“It was a dark and stormy night…”
What a great setting for a scary story. You can tell right away from that tingle down your spine that something wicked this way comes.
But not all horror stories happen at night. In fact, many of the most disconcerting data center incidents happen in broad daylight.
The monitoring experts at HelpSystems have taken more than a few trips around the block in the ECTO-1. They’ve seen the good, the bad, and the gruesome results of poor monitoring, and they’re here to tell you that you can avoid your own monitoring horror story—if you can get out in front of it fast enough!
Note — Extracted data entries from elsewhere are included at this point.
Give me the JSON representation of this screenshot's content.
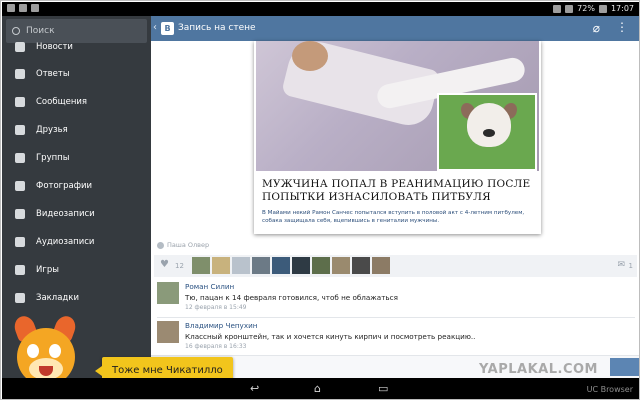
{
  "status_bar": {
    "battery": "72%",
    "time": "17:07"
  },
  "sidebar": {
    "search_placeholder": "Поиск",
    "items": [
      {
        "label": "Новости",
        "icon": "news-icon"
      },
      {
        "label": "Ответы",
        "icon": "answers-icon"
      },
      {
        "label": "Сообщения",
        "icon": "messages-icon"
      },
      {
        "label": "Друзья",
        "icon": "friends-icon"
      },
      {
        "label": "Группы",
        "icon": "groups-icon"
      },
      {
        "label": "Фотографии",
        "icon": "photos-icon"
      },
      {
        "label": "Видеозаписи",
        "icon": "videos-icon"
      },
      {
        "label": "Аудиозаписи",
        "icon": "audio-icon"
      },
      {
        "label": "Игры",
        "icon": "games-icon"
      },
      {
        "label": "Закладки",
        "icon": "bookmarks-icon"
      }
    ]
  },
  "header": {
    "app_icon": "В",
    "title": "Запись на стене"
  },
  "post": {
    "headline": "МУЖЧИНА ПОПАЛ В РЕАНИМАЦИЮ ПОСЛЕ ПОПЫТКИ ИЗНАСИЛОВАТЬ ПИТБУЛЯ",
    "lead": "В Майами некий Рамон Санчес попытался вступить в половой акт с 4-летним питбулем, собака защищала себя, вцепившись в гениталии мужчины.",
    "author": "Паша Олвер",
    "likes": "12",
    "reposts": "1"
  },
  "comments": [
    {
      "name": "Роман Силин",
      "text": "Тю, пацан к 14 февраля готовился, чтоб не облажаться",
      "date": "12 февраля в 15:49"
    },
    {
      "name": "Владимир Чепухин",
      "text": "Классный кронштейн, так и хочется кинуть кирпич и посмотреть реакцию..",
      "date": "16 февраля в 16:33"
    }
  ],
  "overlay": {
    "speech": "Тоже мне Чикатилло",
    "watermark": "YAPLAKAL.COM"
  },
  "nav_bar": {
    "browser": "UC Browser"
  },
  "colors": {
    "header_blue": "#4f76a0",
    "sidebar_dark": "#353a3f",
    "speech_yellow": "#f2c51c"
  }
}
Paul’s Resource Poltergeist
I was working onsite at a gaming casino that had just received a brand new IBM system. They’d been running with it for a couple of weeks and were experiencing heavy CPU usage on the new box. However, when they viewed the performance statistics, there was no obvious job or process using up the processing requirement.
I loaded the HelpSystems monitoring solution and immediately noticed a heavy resource consumption. After a bit of investigation, we noticed that the job number for this job was unusually high for a brand new system—something like 758,832—yet the system had only been active for a couple of weeks.
“How could there have been nearly a million jobs already running in such a short space of time?” I asked myself.
I decided to look into the audit journal to investigate the cause, and there we discovered the issue. A web application had not been installed correctly, resulting in failed authority. The PC application was constantly trying to start a job on IBM i, failing due to the incorrect authority, and then trying again. This process was going around and around and around.
On their own, each individual job was not taking much resource, but collectively they were using huge amounts of CPU. This also explained the very high job number, as new jobs were starting every 10 seconds!
We reported back to the Windows administrator, they corrected the security on the installation, and the CPU dropped drastically—a very simple solution to a very serious resource problem.
Chuck’s Dead-Ending Jobs
I was on the phone with a manufacturing company who had job scheduling under control, but nothing in place in terms of monitoring or notification. Even so, their Robot jobs were terminating due to an authority issue.
As a result, their system was down for a full day! Employees were sent home, presumably because the manufacturing planning wasn’t ready for them—they didn’t know what to make or how much.
I showed them the HelpSystems monitoring and notification solutions. Even if they would have had notification only, they would have been aware of jobs abending.
This was eerily similar to the situation I was in with a large shoe manufacturing and retail company a few years ago. They missed the fact that a job was taking up an increasing amount of temporary storage, maxed out disk space, and their system crashed, causing a system outage. Here again, they didn’t have a monitoring and external notification tool in place.
Sara’s Spooky Spooled Files
I picked up the phone the other day and the man on the other end of the line sounded very tired. I asked how things were going. He replied that they were good, but he had had a long night. A user had submitted a job that went rogue and created thousands of very large spooled files.
Luckily, I had helped this man set up and configure the HelpSystems monitoring solution two weeks earlier and I remembered how he was especially excited about being able to monitor spooled files.
He had received notification that his threshold had been exceed and, instead of coming into the office to find the system down, he was able to log in to find the job that was creating the spooled files, stop the job, and remove all the incorrect reports.